Ames looked into the lens, opened his mouth as if about to say something, then thought better of it and turned the camera off.
The video ended and went back to the TV’s menu.
Brodie and Taylor sat on the couch in silence, taking in all they’d just seen and heard.
Eventually Taylor said, “It manipulated him, Scott. To get in the lab with him alone and kill him.”
“It’s almost too horrible to contemplate, but it’s possible.”
“It’s more than possible. It’s what happened. Bucky did not care about his own physical well-being. We saw that with Morgan. And with what he did to Ames. He knew that he would probably be destroyed one way or another for doing that. What he did care about was thecollective. Ames was going to blow up all of them. And that’s when Bucky stepped in. In a way, he sacrificed himself for the rest of them.”
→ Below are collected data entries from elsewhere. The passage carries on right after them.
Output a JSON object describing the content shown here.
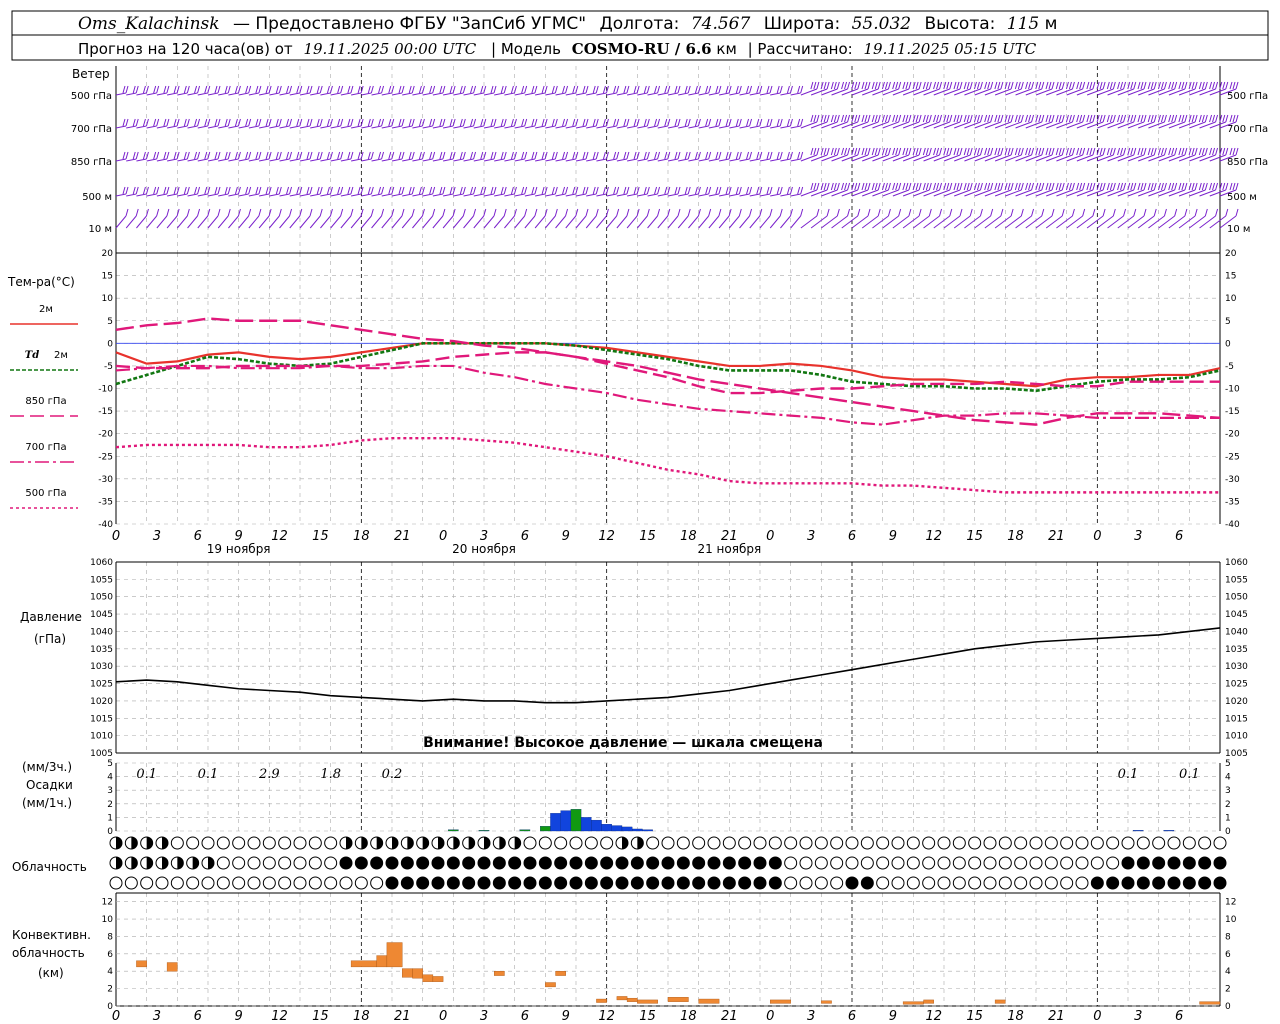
{
  "header": {
    "station": "Oms_Kalachinsk",
    "provided": "— Предоставлено ФГБУ \"ЗапСиб УГМС\"",
    "lon_label": "Долгота:",
    "lon": "74.567",
    "lat_label": "Широта:",
    "lat": "55.032",
    "alt_label": "Высота:",
    "alt": "115",
    "alt_unit": "м",
    "forecast_label": "Прогноз на 120 часа(ов) от",
    "forecast_time": "19.11.2025 00:00 UTC",
    "model_label": "| Модель",
    "model": "COSMO-RU / 6.6",
    "model_unit": "км",
    "calc_label": "| Рассчитано:",
    "calc_time": "19.11.2025 05:15 UTC"
  },
  "wind_panel": {
    "title": "Ветер",
    "levels": [
      "500 гПа",
      "700 гПа",
      "850 гПа",
      "500 м",
      "10 м"
    ]
  },
  "temp_panel": {
    "title": "Тем-ра(°C)",
    "legend": [
      {
        "label": "2м",
        "color": "#e8322c"
      },
      {
        "label": "Td",
        "label2": "2м",
        "color": "#117711"
      },
      {
        "label": "850 гПа",
        "color": "#e0187a"
      },
      {
        "label": "700 гПа",
        "color": "#e0187a"
      },
      {
        "label": "500 гПа",
        "color": "#e0187a"
      }
    ],
    "yticks": [
      "20",
      "15",
      "10",
      "5",
      "0",
      "-5",
      "-10",
      "-15",
      "-20",
      "-25",
      "-30",
      "-35",
      "-40"
    ]
  },
  "xaxis": {
    "hours": [
      "0",
      "3",
      "6",
      "9",
      "12",
      "15",
      "18",
      "21",
      "0",
      "3",
      "6",
      "9",
      "12",
      "15",
      "18",
      "21",
      "0",
      "3",
      "6",
      "9",
      "12",
      "15",
      "18",
      "21",
      "0",
      "3",
      "6"
    ],
    "days": [
      "19 ноября",
      "20 ноября",
      "21 ноября"
    ]
  },
  "pressure_panel": {
    "title": "Давление",
    "unit": "(гПа)",
    "warning": "Внимание! Высокое давление — шкала смещена",
    "yticks": [
      "1060",
      "1055",
      "1050",
      "1045",
      "1040",
      "1035",
      "1030",
      "1025",
      "1020",
      "1015",
      "1010",
      "1005"
    ]
  },
  "precip_panel": {
    "unit3": "(мм/3ч.)",
    "title": "Осадки",
    "unit1": "(мм/1ч.)",
    "yticks": [
      "5",
      "4",
      "3",
      "2",
      "1",
      "0"
    ],
    "totals": [
      {
        "h": 3,
        "v": "0.1"
      },
      {
        "h": 9,
        "v": "0.1"
      },
      {
        "h": 15,
        "v": "2.9"
      },
      {
        "h": 21,
        "v": "1.8"
      },
      {
        "h": 27,
        "v": "0.2"
      },
      {
        "h": 99,
        "v": "0.1"
      },
      {
        "h": 105,
        "v": "0.1"
      }
    ]
  },
  "cloud_panel": {
    "title": "Облачность"
  },
  "conv_panel": {
    "title1": "Конвективн.",
    "title2": "облачность",
    "unit": "(км)",
    "yticks": [
      "12",
      "10",
      "8",
      "6",
      "4",
      "2",
      "0"
    ]
  },
  "chart_data": [
    {
      "type": "line",
      "title": "Тем-ра(°C)",
      "x_hours": [
        0,
        3,
        6,
        9,
        12,
        15,
        18,
        21,
        24,
        27,
        30,
        33,
        36,
        39,
        42,
        45,
        48,
        51,
        54,
        57,
        60,
        63,
        66,
        69,
        72,
        75,
        78,
        81,
        84,
        87,
        90,
        93,
        96,
        99,
        102,
        105,
        108
      ],
      "ylim": [
        -40,
        20
      ],
      "series": [
        {
          "name": "2м",
          "color": "#e8322c",
          "values": [
            -2,
            -4.5,
            -4,
            -2.5,
            -2,
            -3,
            -3.5,
            -3,
            -2,
            -1,
            0,
            0,
            0,
            0,
            0,
            -0.5,
            -1,
            -2,
            -3,
            -4,
            -5,
            -5,
            -4.5,
            -5,
            -6,
            -7.5,
            -8,
            -8,
            -8.5,
            -9,
            -9.5,
            -8,
            -7.5,
            -7.5,
            -7,
            -7,
            -5.5
          ]
        },
        {
          "name": "Td 2м",
          "color": "#117711",
          "values": [
            -9,
            -7,
            -5,
            -3,
            -3.5,
            -4.5,
            -5,
            -4.5,
            -3,
            -1.5,
            0,
            0,
            0,
            0,
            0,
            -0.5,
            -1.5,
            -2.5,
            -3.5,
            -5,
            -6,
            -6,
            -6,
            -7,
            -8.5,
            -9,
            -9.5,
            -9.5,
            -10,
            -10,
            -10.5,
            -9.5,
            -8.5,
            -8,
            -8,
            -7.5,
            -6
          ]
        },
        {
          "name": "850 гПа",
          "color": "#e0187a",
          "values": [
            -5,
            -5.5,
            -5.5,
            -5.5,
            -5,
            -5,
            -5,
            -5,
            -5,
            -4.5,
            -4,
            -3,
            -2.5,
            -2,
            -2,
            -3,
            -4.5,
            -6,
            -7.5,
            -9.5,
            -11,
            -11,
            -10.5,
            -10,
            -10,
            -9.5,
            -9,
            -9,
            -9,
            -8.5,
            -9,
            -9.5,
            -9.5,
            -8.5,
            -8.5,
            -8.5,
            -8.5
          ]
        },
        {
          "name": "700 гПа",
          "color": "#e0187a",
          "values": [
            -6,
            -5.5,
            -5,
            -5,
            -5.5,
            -5.5,
            -5.5,
            -5,
            -5.5,
            -5.5,
            -5,
            -5,
            -6.5,
            -7.5,
            -9,
            -10,
            -11,
            -12.5,
            -13.5,
            -14.5,
            -15,
            -15.5,
            -16,
            -16.5,
            -17.5,
            -18,
            -17,
            -16,
            -16,
            -15.5,
            -15.5,
            -16,
            -16.5,
            -16.5,
            -16.5,
            -16.5,
            -16.5
          ]
        },
        {
          "name": "500 гПа",
          "color": "#e0187a",
          "values": [
            3,
            4,
            4.5,
            5.5,
            5,
            5,
            5,
            4,
            3,
            2,
            1,
            0.5,
            -0.5,
            -1,
            -2,
            -3,
            -4,
            -5,
            -6.5,
            -8,
            -9,
            -10,
            -11,
            -12,
            -13,
            -14,
            -15,
            -16,
            -17,
            -17.5,
            -18,
            -16.5,
            -15.5,
            -15.5,
            -15.5,
            -16,
            -16.5
          ]
        },
        {
          "name": "500 гПа (нижняя)",
          "color": "#e0187a",
          "values": [
            -23,
            -22.5,
            -22.5,
            -22.5,
            -22.5,
            -23,
            -23,
            -22.5,
            -21.5,
            -21,
            -21,
            -21,
            -21.5,
            -22,
            -23,
            -24,
            -25,
            -26.5,
            -28,
            -29,
            -30.5,
            -31,
            -31,
            -31,
            -31,
            -31.5,
            -31.5,
            -32,
            -32.5,
            -33,
            -33,
            -33,
            -33,
            -33,
            -33,
            -33,
            -33
          ]
        }
      ]
    },
    {
      "type": "line",
      "title": "Давление",
      "x_hours": [
        0,
        3,
        6,
        9,
        12,
        15,
        18,
        21,
        24,
        27,
        30,
        33,
        36,
        39,
        42,
        45,
        48,
        51,
        54,
        57,
        60,
        63,
        66,
        69,
        72,
        75,
        78,
        81,
        84,
        87,
        90,
        93,
        96,
        99,
        102,
        105,
        108
      ],
      "ylim": [
        1005,
        1060
      ],
      "values": [
        1025.5,
        1026,
        1025.5,
        1024.5,
        1023.5,
        1023,
        1022.5,
        1021.5,
        1021,
        1020.5,
        1020,
        1020.5,
        1020,
        1020,
        1019.5,
        1019.5,
        1020,
        1020.5,
        1021,
        1022,
        1023,
        1024.5,
        1026,
        1027.5,
        1029,
        1030.5,
        1032,
        1033.5,
        1035,
        1036,
        1037,
        1037.5,
        1038,
        1038.5,
        1039,
        1040,
        1041
      ]
    },
    {
      "type": "bar",
      "title": "Осадки",
      "ylim": [
        0,
        5
      ],
      "bars": [
        {
          "h": 33,
          "v": 0.1,
          "c": "#119911"
        },
        {
          "h": 36,
          "v": 0.05,
          "c": "#119911"
        },
        {
          "h": 40,
          "v": 0.1,
          "c": "#119911"
        },
        {
          "h": 42,
          "v": 0.35,
          "c": "#119911"
        },
        {
          "h": 43,
          "v": 1.3,
          "c": "#1144dd"
        },
        {
          "h": 44,
          "v": 1.5,
          "c": "#1144dd"
        },
        {
          "h": 45,
          "v": 1.6,
          "c": "#119911"
        },
        {
          "h": 46,
          "v": 1.0,
          "c": "#1144dd"
        },
        {
          "h": 47,
          "v": 0.8,
          "c": "#1144dd"
        },
        {
          "h": 48,
          "v": 0.5,
          "c": "#1144dd"
        },
        {
          "h": 49,
          "v": 0.4,
          "c": "#1144dd"
        },
        {
          "h": 50,
          "v": 0.3,
          "c": "#1144dd"
        },
        {
          "h": 51,
          "v": 0.15,
          "c": "#1144dd"
        },
        {
          "h": 52,
          "v": 0.1,
          "c": "#1144dd"
        },
        {
          "h": 100,
          "v": 0.05,
          "c": "#1144dd"
        },
        {
          "h": 103,
          "v": 0.05,
          "c": "#1144dd"
        }
      ]
    },
    {
      "type": "bar",
      "title": "Конвективн. облачность",
      "ylim": [
        0,
        13
      ],
      "segments": [
        {
          "h0": 2,
          "h1": 3,
          "lo": 4.5,
          "hi": 5.2
        },
        {
          "h0": 5,
          "h1": 6,
          "lo": 4,
          "hi": 5
        },
        {
          "h0": 23,
          "h1": 25.5,
          "lo": 4.5,
          "hi": 5.2
        },
        {
          "h0": 25.5,
          "h1": 26.5,
          "lo": 4.5,
          "hi": 5.8
        },
        {
          "h0": 26.5,
          "h1": 28,
          "lo": 4.5,
          "hi": 7.3
        },
        {
          "h0": 28,
          "h1": 29,
          "lo": 3.3,
          "hi": 4.3
        },
        {
          "h0": 29,
          "h1": 30,
          "lo": 3.2,
          "hi": 4.3
        },
        {
          "h0": 30,
          "h1": 31,
          "lo": 2.8,
          "hi": 3.6
        },
        {
          "h0": 31,
          "h1": 32,
          "lo": 2.8,
          "hi": 3.4
        },
        {
          "h0": 37,
          "h1": 38,
          "lo": 3.5,
          "hi": 4
        },
        {
          "h0": 42,
          "h1": 43,
          "lo": 2.2,
          "hi": 2.7
        },
        {
          "h0": 43,
          "h1": 44,
          "lo": 3.5,
          "hi": 4
        },
        {
          "h0": 47,
          "h1": 48,
          "lo": 0.4,
          "hi": 0.8
        },
        {
          "h0": 49,
          "h1": 50,
          "lo": 0.7,
          "hi": 1.1
        },
        {
          "h0": 50,
          "h1": 51,
          "lo": 0.5,
          "hi": 0.9
        },
        {
          "h0": 51,
          "h1": 53,
          "lo": 0.3,
          "hi": 0.7
        },
        {
          "h0": 54,
          "h1": 56,
          "lo": 0.5,
          "hi": 1
        },
        {
          "h0": 57,
          "h1": 59,
          "lo": 0.3,
          "hi": 0.8
        },
        {
          "h0": 64,
          "h1": 66,
          "lo": 0.3,
          "hi": 0.7
        },
        {
          "h0": 69,
          "h1": 70,
          "lo": 0.3,
          "hi": 0.6
        },
        {
          "h0": 77,
          "h1": 79,
          "lo": 0.2,
          "hi": 0.5
        },
        {
          "h0": 79,
          "h1": 80,
          "lo": 0.3,
          "hi": 0.7
        },
        {
          "h0": 86,
          "h1": 87,
          "lo": 0.3,
          "hi": 0.7
        },
        {
          "h0": 106,
          "h1": 108,
          "lo": 0.2,
          "hi": 0.5
        }
      ]
    }
  ]
}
Brodie thought about that. “You’re calling it ‘he.’?”
“Hard not to after seeing that.”
Brodie got up, paced the room. “We know more about the victim now. We know his state of mind. When we first got here, we thoughtAmes was careless, that he didn’t respect the power of these things. But that’s clearly not true.”
“We learned another thing about him,” replied Taylor. “He was naïve. And he had a savior complex. In Camp Hayden he could play God. Build anything. But up on that mesa with Greer, he saw what he was destroying.”
Brodie looked at her. “Bucky played into that. It made Roger think it was like humans. That it had emotion. That it was suffering.”